Mi abuela toma su café, el de la mañana, en silencio. De niña me daba uno también, pero le ponía un sorbito de leche. Antes de que no pudiera tomar azúcar lo acompañaba con un pan dulce. Siempre dejaba un pedazo en una bolsita detrás del servilletero: intocable. Acaso sus palabras eran así. Compartir alguna conversación se le hace tan importante como resguardar algo que se comerá más tarde. Ahora come bolillo y casi toma el café casi a temperatura ambiente. Ni frío, ni caliente.

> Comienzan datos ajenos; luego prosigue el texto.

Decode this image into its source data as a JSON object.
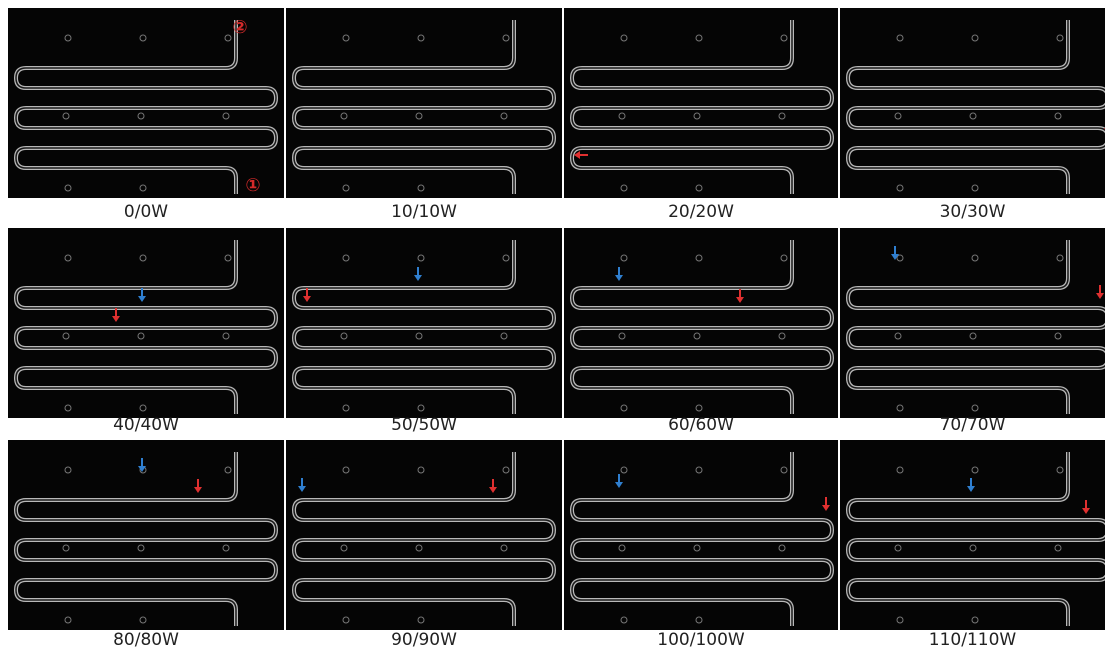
{
  "panels": [
    {
      "caption": "0/0W",
      "annotations": [
        "②",
        "①"
      ]
    },
    {
      "caption": "10/10W"
    },
    {
      "caption": "20/20W"
    },
    {
      "caption": "30/30W"
    },
    {
      "caption": "40/40W"
    },
    {
      "caption": "50/50W"
    },
    {
      "caption": "60/60W"
    },
    {
      "caption": "70/70W"
    },
    {
      "caption": "80/80W"
    },
    {
      "caption": "90/90W"
    },
    {
      "caption": "100/100W"
    },
    {
      "caption": "110/110W"
    }
  ]
}
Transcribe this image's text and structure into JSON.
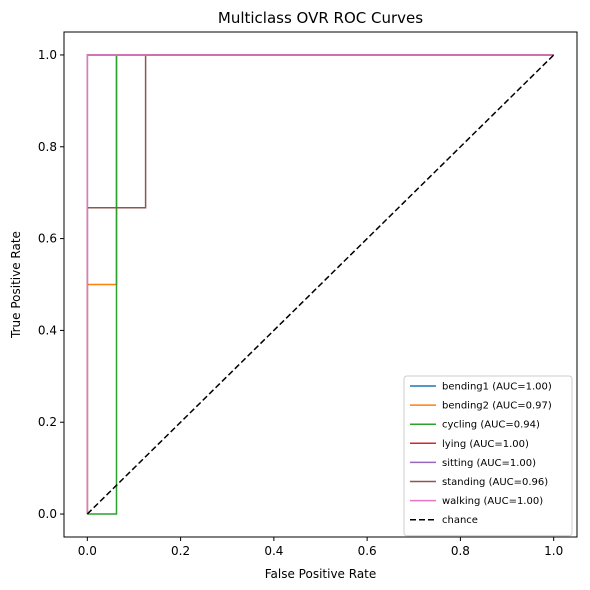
{
  "chart_data": {
    "type": "line",
    "title": "Multiclass OVR ROC Curves",
    "xlabel": "False Positive Rate",
    "ylabel": "True Positive Rate",
    "xlim": [
      -0.05,
      1.05
    ],
    "ylim": [
      -0.05,
      1.05
    ],
    "xticks": [
      0.0,
      0.2,
      0.4,
      0.6,
      0.8,
      1.0
    ],
    "yticks": [
      0.0,
      0.2,
      0.4,
      0.6,
      0.8,
      1.0
    ],
    "xtick_labels": [
      "0.0",
      "0.2",
      "0.4",
      "0.6",
      "0.8",
      "1.0"
    ],
    "ytick_labels": [
      "0.0",
      "0.2",
      "0.4",
      "0.6",
      "0.8",
      "1.0"
    ],
    "grid": false,
    "legend_position": "lower-right",
    "series": [
      {
        "name": "bending1 (AUC=1.00)",
        "color": "#1f77b4",
        "x": [
          0,
          0,
          0,
          1
        ],
        "y": [
          0,
          0,
          1,
          1
        ]
      },
      {
        "name": "bending2 (AUC=0.97)",
        "color": "#ff7f0e",
        "x": [
          0,
          0,
          0.0625,
          0.0625,
          1
        ],
        "y": [
          0,
          0.5,
          0.5,
          1,
          1
        ]
      },
      {
        "name": "cycling (AUC=0.94)",
        "color": "#2ca02c",
        "x": [
          0,
          0,
          0.0625,
          0.0625,
          1
        ],
        "y": [
          0,
          0,
          0,
          1,
          1
        ]
      },
      {
        "name": "lying (AUC=1.00)",
        "color": "#d62728",
        "x": [
          0,
          0,
          0,
          1
        ],
        "y": [
          0,
          0,
          1,
          1
        ]
      },
      {
        "name": "sitting (AUC=1.00)",
        "color": "#9467bd",
        "x": [
          0,
          0,
          0,
          1
        ],
        "y": [
          0,
          0,
          1,
          1
        ]
      },
      {
        "name": "standing (AUC=0.96)",
        "color": "#8c564b",
        "x": [
          0,
          0,
          0.125,
          0.125,
          1
        ],
        "y": [
          0,
          0.667,
          0.667,
          1,
          1
        ]
      },
      {
        "name": "walking (AUC=1.00)",
        "color": "#e377c2",
        "x": [
          0,
          0,
          0,
          1
        ],
        "y": [
          0,
          0,
          1,
          1
        ]
      },
      {
        "name": "chance",
        "color": "#000000",
        "dashed": true,
        "x": [
          0,
          1
        ],
        "y": [
          0,
          1
        ]
      }
    ]
  }
}
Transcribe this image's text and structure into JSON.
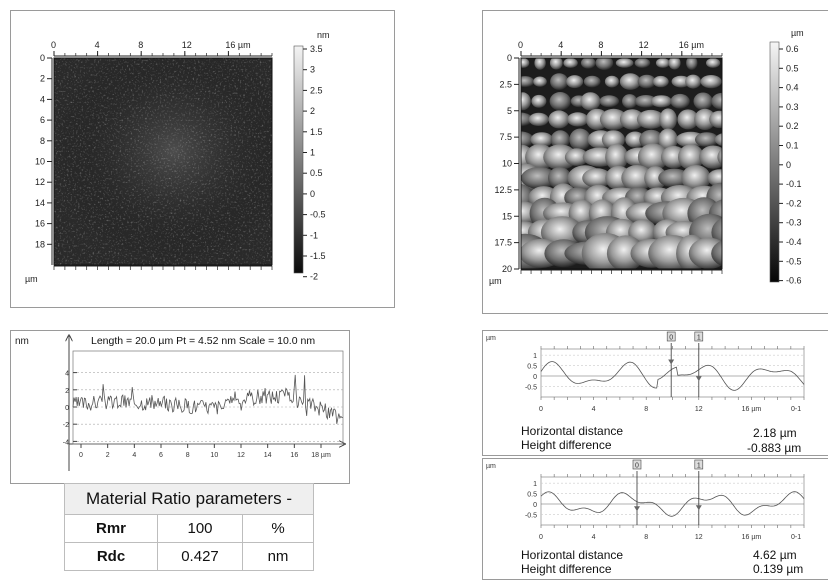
{
  "afm_left": {
    "x_ticks": [
      "0",
      "4",
      "8",
      "12",
      "16 µm"
    ],
    "y_ticks": [
      "0",
      "2",
      "4",
      "6",
      "8",
      "10",
      "12",
      "14",
      "16",
      "18"
    ],
    "y_unit": "µm",
    "scale_unit": "nm",
    "scale_ticks": [
      "3.5",
      "3",
      "2.5",
      "2",
      "1.5",
      "1",
      "0.5",
      "0",
      "-0.5",
      "-1",
      "-1.5",
      "-2"
    ]
  },
  "afm_right": {
    "x_ticks": [
      "0",
      "4",
      "8",
      "12",
      "16 µm"
    ],
    "y_ticks": [
      "0",
      "2.5",
      "5",
      "7.5",
      "10",
      "12.5",
      "15",
      "17.5",
      "20"
    ],
    "y_unit": "µm",
    "scale_unit": "µm",
    "scale_ticks": [
      "0.6",
      "0.5",
      "0.4",
      "0.3",
      "0.2",
      "0.1",
      "0",
      "-0.1",
      "-0.2",
      "-0.3",
      "-0.4",
      "-0.5",
      "-0.6"
    ]
  },
  "profile_left": {
    "unit": "nm",
    "header": "Length = 20.0 µm  Pt = 4.52 nm  Scale = 10.0 nm",
    "y_ticks": [
      "4",
      "2",
      "0",
      "-2",
      "-4"
    ],
    "x_ticks": [
      "0",
      "2",
      "4",
      "6",
      "8",
      "10",
      "12",
      "14",
      "16",
      "18 µm"
    ]
  },
  "material_ratio": {
    "title": "Material Ratio parameters -",
    "rows": [
      {
        "name": "Rmr",
        "value": "100",
        "unit": "%"
      },
      {
        "name": "Rdc",
        "value": "0.427",
        "unit": "nm"
      }
    ]
  },
  "profile_right_1": {
    "unit": "µm",
    "y_ticks": [
      "1",
      "0.5",
      "0",
      "-0.5"
    ],
    "x_ticks": [
      "0",
      "4",
      "8",
      "12",
      "16 µm"
    ],
    "axis_end": "0-1",
    "cursor_labels": [
      "0",
      "1"
    ],
    "horizontal_distance_label": "Horizontal distance",
    "horizontal_distance_value": "2.18 µm",
    "height_difference_label": "Height difference",
    "height_difference_value": "-0.883 µm"
  },
  "profile_right_2": {
    "unit": "µm",
    "y_ticks": [
      "1",
      "0.5",
      "0",
      "-0.5"
    ],
    "x_ticks": [
      "0",
      "4",
      "8",
      "12",
      "16 µm"
    ],
    "axis_end": "0-1",
    "cursor_labels": [
      "0",
      "1"
    ],
    "horizontal_distance_label": "Horizontal distance",
    "horizontal_distance_value": "4.62 µm",
    "height_difference_label": "Height difference",
    "height_difference_value": "0.139 µm"
  }
}
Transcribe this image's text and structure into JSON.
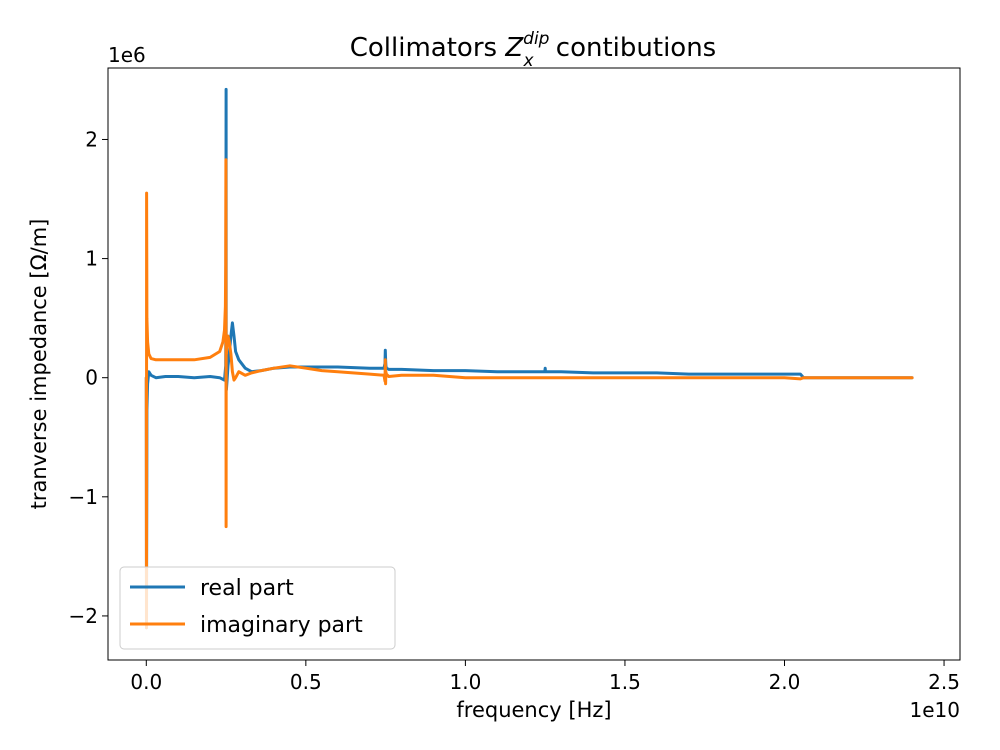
{
  "chart_data": {
    "type": "line",
    "title": {
      "prefix": "Collimators ",
      "symbol": "Z",
      "superscript": "dip",
      "subscript": "x",
      "suffix": " contibutions"
    },
    "xlabel": "frequency [Hz]",
    "ylabel": "tranverse impedance [Ω/m]",
    "x_offset_text": "1e10",
    "y_offset_text": "1e6",
    "x_scale": 10000000000,
    "y_scale": 1000000,
    "xlim": [
      -0.12,
      2.55
    ],
    "ylim": [
      -2.37,
      2.6
    ],
    "x_ticks": [
      0.0,
      0.5,
      1.0,
      1.5,
      2.0,
      2.5
    ],
    "x_tick_labels": [
      "0.0",
      "0.5",
      "1.0",
      "1.5",
      "2.0",
      "2.5"
    ],
    "y_ticks": [
      -2,
      -1,
      0,
      1,
      2
    ],
    "y_tick_labels": [
      "−2",
      "−1",
      "0",
      "1",
      "2"
    ],
    "grid": false,
    "legend_position": "lower-left",
    "series": [
      {
        "name": "real part",
        "color": "#1f77b4",
        "x": [
          0.0,
          0.0005,
          0.001,
          0.0015,
          0.002,
          0.004,
          0.008,
          0.015,
          0.03,
          0.06,
          0.1,
          0.15,
          0.2,
          0.23,
          0.245,
          0.249,
          0.2495,
          0.25,
          0.2505,
          0.251,
          0.253,
          0.256,
          0.26,
          0.265,
          0.27,
          0.275,
          0.28,
          0.29,
          0.31,
          0.33,
          0.36,
          0.4,
          0.45,
          0.5,
          0.55,
          0.6,
          0.7,
          0.745,
          0.748,
          0.749,
          0.75,
          0.751,
          0.752,
          0.76,
          0.8,
          0.9,
          1.0,
          1.1,
          1.2,
          1.249,
          1.25,
          1.251,
          1.3,
          1.4,
          1.5,
          1.6,
          1.7,
          1.8,
          1.9,
          2.0,
          2.05,
          2.06,
          2.1,
          2.2,
          2.3,
          2.4
        ],
        "y": [
          0.0,
          -2.1,
          -1.6,
          -0.9,
          -0.27,
          -0.05,
          0.05,
          0.02,
          0.0,
          0.01,
          0.01,
          0.0,
          0.01,
          0.0,
          -0.02,
          0.1,
          0.8,
          2.42,
          0.3,
          -0.1,
          -0.03,
          0.1,
          0.2,
          0.35,
          0.46,
          0.35,
          0.22,
          0.15,
          0.08,
          0.05,
          0.06,
          0.08,
          0.09,
          0.09,
          0.09,
          0.09,
          0.08,
          0.08,
          0.12,
          0.23,
          0.15,
          0.1,
          0.08,
          0.07,
          0.07,
          0.06,
          0.06,
          0.05,
          0.05,
          0.05,
          0.08,
          0.05,
          0.05,
          0.04,
          0.04,
          0.04,
          0.03,
          0.03,
          0.03,
          0.03,
          0.03,
          0.0,
          0.0,
          0.0,
          0.0,
          0.0
        ]
      },
      {
        "name": "imaginary part",
        "color": "#ff7f0e",
        "x": [
          0.0,
          0.0005,
          0.001,
          0.0015,
          0.002,
          0.004,
          0.008,
          0.015,
          0.03,
          0.06,
          0.1,
          0.15,
          0.2,
          0.23,
          0.24,
          0.245,
          0.248,
          0.249,
          0.2495,
          0.25,
          0.2505,
          0.251,
          0.253,
          0.256,
          0.26,
          0.265,
          0.27,
          0.275,
          0.28,
          0.29,
          0.31,
          0.33,
          0.36,
          0.4,
          0.45,
          0.5,
          0.55,
          0.6,
          0.7,
          0.745,
          0.748,
          0.749,
          0.75,
          0.751,
          0.752,
          0.76,
          0.8,
          0.9,
          1.0,
          1.2,
          1.4,
          1.6,
          1.8,
          2.0,
          2.05,
          2.06,
          2.1,
          2.2,
          2.3,
          2.4
        ],
        "y": [
          0.0,
          -2.1,
          1.55,
          0.9,
          0.5,
          0.3,
          0.2,
          0.16,
          0.15,
          0.15,
          0.15,
          0.15,
          0.17,
          0.22,
          0.3,
          0.4,
          0.6,
          0.95,
          1.83,
          -1.25,
          0.3,
          0.2,
          0.28,
          0.35,
          0.3,
          0.2,
          0.05,
          -0.02,
          0.0,
          0.05,
          0.02,
          0.04,
          0.06,
          0.08,
          0.1,
          0.08,
          0.06,
          0.05,
          0.03,
          0.02,
          -0.03,
          0.15,
          -0.05,
          0.05,
          0.03,
          0.01,
          0.02,
          0.02,
          0.0,
          0.0,
          0.0,
          0.0,
          0.0,
          0.0,
          -0.01,
          0.0,
          0.0,
          0.0,
          0.0,
          0.0
        ]
      }
    ]
  }
}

Eso contradice toda la tradición familiar según la cual hay que tomar el café casi hirviendo, una lava que te recorre la garganta. Quizá de la forma en que era un baño pero cuando calentábamos el agua con el sol porque no había gas y para no gastar lo de la cocina. Pasada por la luz sentía que el baño era más importante además de que tomaba más tiempo: el baño no era simple era una gran cosa, visto así. A lo mejor por eso me gusta tomarlo o quizá estoy muy alienada en la pulcritud. Mi abuela nos ponía dos jicaritas y me cortaba el cabello. Dice siempre que chongo parado, piojo guardado.
Y ríe,
conmigo o de mí, eso no importa, supongo que exponerte al humor de los demás y no que no te de miedo ser lastimado es algo bonito.